INCREDULOUS. That’s what most of my friends’ reaction was on the news that only the Cebu Eastern College player is behind the tampering of his NSO record and that no one else was aware of it.
A friend, who has seen his son go through the youngest age group through the men’s open said, that hte kid received wrong advise from the wrong people. People with a wrong sense of value and principle.
And I agree. The move epitomizes of the dark-side of sports, doing everything to win games.
Another, an outspoken long-time observer in Cebu sports said, “It’s impossible to believe that the Cebu coaches had no idea. A two-year difference in age is very obvious. Just compare a 14-year-old to a 16 to 17-year old. The difference is very obvious.”
That the player concerned was an All-Star last year makes one wonder how nobody really knows his real age.
To be fair, the coach of CEC has denied any knowledge and has expressed his disappointment at losing his star player. I’ve known of him for quite some time, too, and this is the first time that I’ve heard of his team being involved in age cheating. So I’m going to give him the benefit of the doubt.
But that’s the thing about cheating in sports, it puts everyone under a cloud of suspicion.
Now, even if the CEC coach denies any knowledge, or school officials profess innocence at the matter, they will always be doubted by rivals or by observers.
“How can they not know the real age of their star player?”
“How can a kid be bold enough to tamper records by himself?”
Look at the first case of age cheating caught by the screening committee, it was obvious it was not the kids behind it, but an official, one who got banned for life too.
That’s what everyone is thinking, too, about the second case. “Is there an official behind it?”
Because of what CEC officials themselves discovered, the whole CEC Dragons will be operating under a cloud of suspicion for the rest of the season, with pissed off rival fans, players and parents looking for the minutest sign that one of them is over the age limit and cry foul online.

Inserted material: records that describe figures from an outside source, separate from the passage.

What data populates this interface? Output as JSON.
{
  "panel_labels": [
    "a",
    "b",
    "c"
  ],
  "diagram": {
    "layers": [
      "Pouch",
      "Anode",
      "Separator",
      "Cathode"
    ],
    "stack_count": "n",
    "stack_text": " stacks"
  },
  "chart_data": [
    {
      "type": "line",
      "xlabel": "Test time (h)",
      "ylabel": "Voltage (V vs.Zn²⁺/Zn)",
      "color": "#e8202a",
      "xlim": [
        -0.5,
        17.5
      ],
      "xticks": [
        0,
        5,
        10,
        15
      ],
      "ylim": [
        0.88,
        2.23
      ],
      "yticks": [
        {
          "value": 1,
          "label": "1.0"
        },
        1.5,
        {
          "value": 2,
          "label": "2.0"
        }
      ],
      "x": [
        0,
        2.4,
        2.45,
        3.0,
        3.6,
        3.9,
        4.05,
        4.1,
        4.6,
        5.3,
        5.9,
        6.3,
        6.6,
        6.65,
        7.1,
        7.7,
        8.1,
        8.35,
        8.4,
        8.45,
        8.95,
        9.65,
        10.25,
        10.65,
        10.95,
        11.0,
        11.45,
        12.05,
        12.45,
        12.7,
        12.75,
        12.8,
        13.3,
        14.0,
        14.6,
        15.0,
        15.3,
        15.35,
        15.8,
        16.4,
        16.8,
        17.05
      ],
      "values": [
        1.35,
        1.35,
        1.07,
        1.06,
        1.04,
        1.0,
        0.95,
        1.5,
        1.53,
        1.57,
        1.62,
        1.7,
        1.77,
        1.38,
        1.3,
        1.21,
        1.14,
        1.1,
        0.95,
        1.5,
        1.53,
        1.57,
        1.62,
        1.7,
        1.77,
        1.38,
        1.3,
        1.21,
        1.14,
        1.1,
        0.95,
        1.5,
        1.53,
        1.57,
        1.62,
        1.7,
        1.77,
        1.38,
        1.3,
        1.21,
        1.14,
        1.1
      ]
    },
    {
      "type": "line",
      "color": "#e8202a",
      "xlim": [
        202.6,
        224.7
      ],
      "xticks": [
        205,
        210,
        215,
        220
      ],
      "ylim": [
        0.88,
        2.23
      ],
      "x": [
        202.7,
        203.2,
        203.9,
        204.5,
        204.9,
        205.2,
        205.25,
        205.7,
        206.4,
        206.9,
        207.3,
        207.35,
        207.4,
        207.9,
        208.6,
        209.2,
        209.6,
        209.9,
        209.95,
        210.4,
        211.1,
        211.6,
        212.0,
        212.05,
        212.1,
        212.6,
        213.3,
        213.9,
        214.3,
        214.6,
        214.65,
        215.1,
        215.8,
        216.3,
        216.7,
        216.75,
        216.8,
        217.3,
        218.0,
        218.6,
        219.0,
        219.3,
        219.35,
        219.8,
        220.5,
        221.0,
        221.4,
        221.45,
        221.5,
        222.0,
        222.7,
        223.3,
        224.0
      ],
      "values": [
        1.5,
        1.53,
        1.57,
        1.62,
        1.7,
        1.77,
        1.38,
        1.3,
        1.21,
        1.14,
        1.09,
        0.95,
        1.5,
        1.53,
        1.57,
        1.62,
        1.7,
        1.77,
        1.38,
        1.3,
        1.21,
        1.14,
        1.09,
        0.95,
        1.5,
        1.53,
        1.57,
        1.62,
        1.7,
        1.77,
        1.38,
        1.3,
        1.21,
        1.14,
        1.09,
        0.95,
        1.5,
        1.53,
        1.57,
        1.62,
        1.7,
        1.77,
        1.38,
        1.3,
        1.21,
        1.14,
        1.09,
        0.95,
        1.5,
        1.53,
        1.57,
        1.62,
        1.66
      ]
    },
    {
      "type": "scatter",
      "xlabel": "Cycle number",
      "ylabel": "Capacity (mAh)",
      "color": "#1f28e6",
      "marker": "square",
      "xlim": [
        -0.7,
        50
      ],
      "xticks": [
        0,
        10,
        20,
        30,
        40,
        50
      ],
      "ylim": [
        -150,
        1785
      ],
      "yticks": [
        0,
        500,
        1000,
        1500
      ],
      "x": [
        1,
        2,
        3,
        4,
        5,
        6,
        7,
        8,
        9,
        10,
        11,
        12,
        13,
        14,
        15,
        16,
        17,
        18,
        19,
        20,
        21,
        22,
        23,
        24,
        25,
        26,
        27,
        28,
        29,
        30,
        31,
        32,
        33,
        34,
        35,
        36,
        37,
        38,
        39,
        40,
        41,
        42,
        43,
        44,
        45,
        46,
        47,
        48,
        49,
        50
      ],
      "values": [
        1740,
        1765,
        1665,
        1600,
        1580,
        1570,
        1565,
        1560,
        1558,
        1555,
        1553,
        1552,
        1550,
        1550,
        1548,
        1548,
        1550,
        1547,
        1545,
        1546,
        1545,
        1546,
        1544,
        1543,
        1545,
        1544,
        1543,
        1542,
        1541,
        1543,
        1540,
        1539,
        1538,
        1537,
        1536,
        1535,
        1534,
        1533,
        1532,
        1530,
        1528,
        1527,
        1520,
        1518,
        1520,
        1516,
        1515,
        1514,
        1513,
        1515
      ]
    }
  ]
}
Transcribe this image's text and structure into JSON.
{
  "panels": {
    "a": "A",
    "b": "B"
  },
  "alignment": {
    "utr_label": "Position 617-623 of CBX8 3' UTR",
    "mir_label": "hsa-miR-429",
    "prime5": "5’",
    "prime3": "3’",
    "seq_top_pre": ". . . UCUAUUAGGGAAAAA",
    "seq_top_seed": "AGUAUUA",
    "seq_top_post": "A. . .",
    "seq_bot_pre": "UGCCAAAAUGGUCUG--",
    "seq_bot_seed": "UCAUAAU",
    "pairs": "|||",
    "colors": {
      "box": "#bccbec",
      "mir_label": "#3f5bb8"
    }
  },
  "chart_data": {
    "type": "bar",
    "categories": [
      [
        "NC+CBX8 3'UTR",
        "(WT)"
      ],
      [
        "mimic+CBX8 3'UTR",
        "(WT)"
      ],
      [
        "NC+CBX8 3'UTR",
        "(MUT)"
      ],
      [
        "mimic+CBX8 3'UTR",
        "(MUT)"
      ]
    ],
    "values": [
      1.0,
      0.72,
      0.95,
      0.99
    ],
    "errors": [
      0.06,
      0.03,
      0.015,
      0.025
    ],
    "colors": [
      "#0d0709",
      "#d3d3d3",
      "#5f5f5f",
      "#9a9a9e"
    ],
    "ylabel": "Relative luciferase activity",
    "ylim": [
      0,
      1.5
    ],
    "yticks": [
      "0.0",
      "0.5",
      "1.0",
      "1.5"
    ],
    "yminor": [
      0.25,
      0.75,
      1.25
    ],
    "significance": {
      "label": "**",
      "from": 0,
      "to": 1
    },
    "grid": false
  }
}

And the cloud of suspicion, too, won’t be limited in sports. Rivalry among high schools is intense, and extends to academic contests. Heckling in one isn’t uncommon, too, and this incident has opened that possibility of losing rivals taunting CEC’s academic teams or contestants, “Mga tikasan man mo!”
What’s worse, they really can’t do anything about the taunts because one of their own got caught.
And what of the player concerned who has been banned for life?
Well, a cautionary tale. Once there was a promising elementary sprinter, one projected to become a future international campaigner. He broke records left and right but after he was discovered to have a two-year edge over his counterparts, he disappeared completely. A promising future, gone.
From a future national team player who could win in the Southeast Asian games to a nobody.
That’s where the CEC player is headed. Because of this incident.
At best, he can only pray for leniency from Cesafi, that two or three years down the road, his lifetime ban will be lifted, provided, of course, he shows remorse and perhaps confesses to the whole thing.
Cheating in sports is never good and should never be an option. Parents, players and coaches who even think of the move should study the fate of the CEC player on why it is an ill-advised move.
And if there were adults involved behind the scene in the CEC case, may their conscience keep them awake at what they have done in wrecking a child’s future.